Une fuite inévitable

Juin 1944 : les Alliés ont posé un pied en France et parviennent à progresser aisément sur tout le territoire. Cible prioritaire, Paris, la capitale, est libérée le 25 août.

Dix jours plus tôt, c’était en Provence que les adversaires du Reich avaient ouvert un second front, avant de progresser rapidement vers le nord.

Acculés face à l’éventualité d’une libération de la France, les nazis doivent donc trancher rapidement et établir leurs priorités.

Particulièrement mise à mal de toutes parts et touchée par des bombardements à grande échelle, l’Allemagne décide, néanmoins, de conserver un “gouvernement français”, en espérant stabiliser le front dans l’Est de la France ; avant d’éventuellement enclencher une reconquête du territoire.

C’est dans le cadre de ce plan de secours que Pétain et ses hommes sont sommés de se rendre en zone nord. Un ordre auquel les dirigeants de Vichy refusent d’obtempérer.

Très contrariés, les Allemands menacent de bombarder Vichy puis décident, finalement, d’emmener de force les dirigeants de l’État français au château de Morvillars (à côté de Belfort) ; puis dans le château de Sigmaringen (situé dans l’actuel Land du Bade-Wurtemberg), à partir du mois de septembre 1944.

La fin d’un exil

Se voyant comme des prisonniers, Pétain et Laval décident de cesser leurs fonctions et ne reconnaissent pas la “commission gouvernementale de Sigmaringen”.

Présidée par le délégué général Fernand de Brinon, celle-ci a pourtant pour but d’incarner le régime vichyste en exil.

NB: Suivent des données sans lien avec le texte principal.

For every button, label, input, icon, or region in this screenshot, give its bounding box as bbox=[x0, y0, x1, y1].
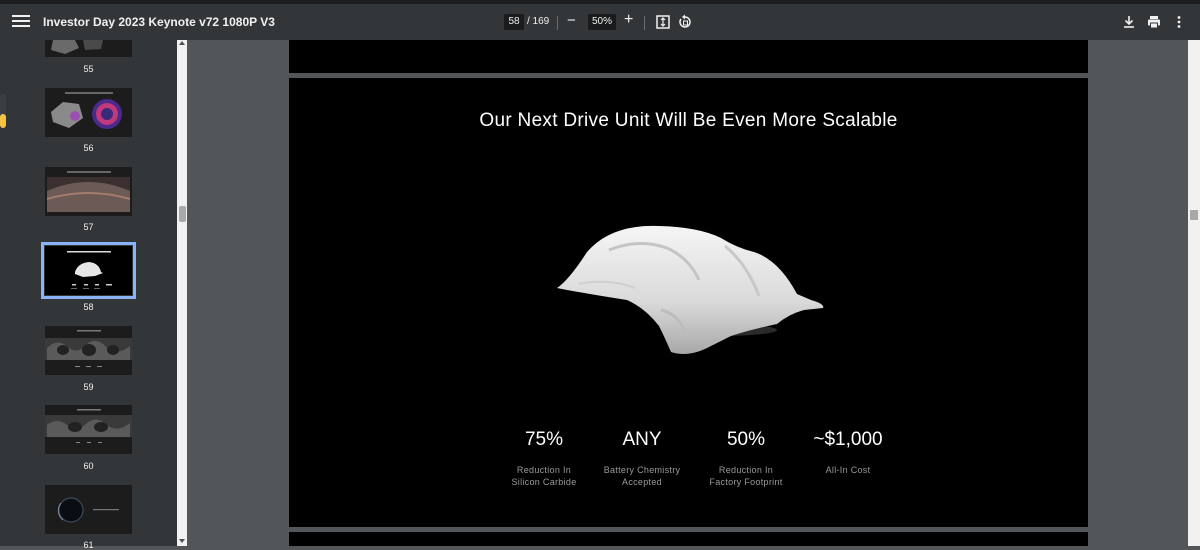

En ce sens, le château hôte reçoit le statut d’extraterritorialité et se mue en enclave française (au sommet de laquelle flotte le drapeau tricolore).

Aux côtés des dirigeants, se trouvent également – logés dans quelques habitations de la ville – près d’un millier de collaborateurs français, dont un certain Louis-Ferdinand Céline.

Face au succès final des Alliés, le gouvernement de Sigmaringen doit toutefois être dissous, en avril 1945.

Quant au château – désormais géré par le prince Karl Friedrich de Hohenzollern – il est, de nos jours, ouvert au public et reçoit beaucoup de visiteurs.